I calculated the IHS statistics (the method is desribed in "A Map of Recent Positive Selection in the Human Genome". DOI: 10.1371/journal.pbio.0040072). This statistics measures ongoing positive selection signals, and in the paper they use the proportion of high IHS sites (i.e., the absolute value of IHS higher than 2) to evaluate the strength of ongoing positive selection signals in a genome window or gene. Since it measures on going positive selection signals, the rare and fixed SNPs are ignored, and only calculate IHS for common variances (those whose minor allele frequency is higher than 0.05).
Here my question: I use 1000 genome data. For a gene that I am interested, if I calculate the IHS statistics on the whole population, I found among the 400 SNPs in the gene more than half of them show strong selection signal (|IHS|>2). The result indicates the gene is under positive selection among the whole population.
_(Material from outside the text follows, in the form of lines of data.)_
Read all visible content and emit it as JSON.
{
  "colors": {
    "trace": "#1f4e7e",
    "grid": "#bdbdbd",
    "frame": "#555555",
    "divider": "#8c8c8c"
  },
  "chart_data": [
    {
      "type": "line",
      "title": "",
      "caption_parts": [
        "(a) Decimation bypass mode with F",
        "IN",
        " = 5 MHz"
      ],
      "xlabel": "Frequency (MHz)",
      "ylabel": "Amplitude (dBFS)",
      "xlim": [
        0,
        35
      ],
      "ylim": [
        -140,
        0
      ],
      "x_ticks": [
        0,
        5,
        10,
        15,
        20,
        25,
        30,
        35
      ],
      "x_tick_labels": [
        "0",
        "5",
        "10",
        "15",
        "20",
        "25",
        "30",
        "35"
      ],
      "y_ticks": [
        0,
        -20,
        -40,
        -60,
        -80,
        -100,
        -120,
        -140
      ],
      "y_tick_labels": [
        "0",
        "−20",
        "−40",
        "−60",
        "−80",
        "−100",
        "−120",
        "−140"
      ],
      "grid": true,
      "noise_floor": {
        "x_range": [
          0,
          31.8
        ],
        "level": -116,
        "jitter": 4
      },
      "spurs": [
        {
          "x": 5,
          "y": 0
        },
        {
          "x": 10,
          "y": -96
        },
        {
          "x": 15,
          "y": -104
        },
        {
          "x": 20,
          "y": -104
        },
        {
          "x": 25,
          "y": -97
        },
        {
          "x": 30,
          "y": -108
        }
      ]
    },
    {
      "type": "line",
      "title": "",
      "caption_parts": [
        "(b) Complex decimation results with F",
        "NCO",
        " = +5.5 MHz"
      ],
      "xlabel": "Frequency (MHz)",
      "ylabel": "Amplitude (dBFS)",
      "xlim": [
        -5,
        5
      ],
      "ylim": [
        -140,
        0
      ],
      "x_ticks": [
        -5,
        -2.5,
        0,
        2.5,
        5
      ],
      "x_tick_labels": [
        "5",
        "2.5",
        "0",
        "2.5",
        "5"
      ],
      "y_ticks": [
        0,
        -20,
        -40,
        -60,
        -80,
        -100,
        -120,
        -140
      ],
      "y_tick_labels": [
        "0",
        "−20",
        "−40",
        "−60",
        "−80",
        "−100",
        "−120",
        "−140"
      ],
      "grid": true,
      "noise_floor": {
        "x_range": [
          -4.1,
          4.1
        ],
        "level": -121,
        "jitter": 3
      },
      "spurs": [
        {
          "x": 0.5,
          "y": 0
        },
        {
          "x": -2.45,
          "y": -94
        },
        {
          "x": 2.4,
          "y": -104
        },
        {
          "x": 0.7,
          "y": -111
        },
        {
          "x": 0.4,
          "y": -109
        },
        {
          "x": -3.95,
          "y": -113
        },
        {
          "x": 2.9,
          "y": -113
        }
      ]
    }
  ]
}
But when I calculate such IHS in each sub populations (E.g., African, American), I did not found positive selection signals in the gene for each of sub population (only a few IHS higher than 2 in each sub population, which is close to random levels by permutation test). The results confused me, because after I found the gene is under selection in the whole population, I want to see which population shows the strongest selection signal. But I did not found selection signals in each sub population. I am not sure how to explain this.
Any ideas or suggestions about this?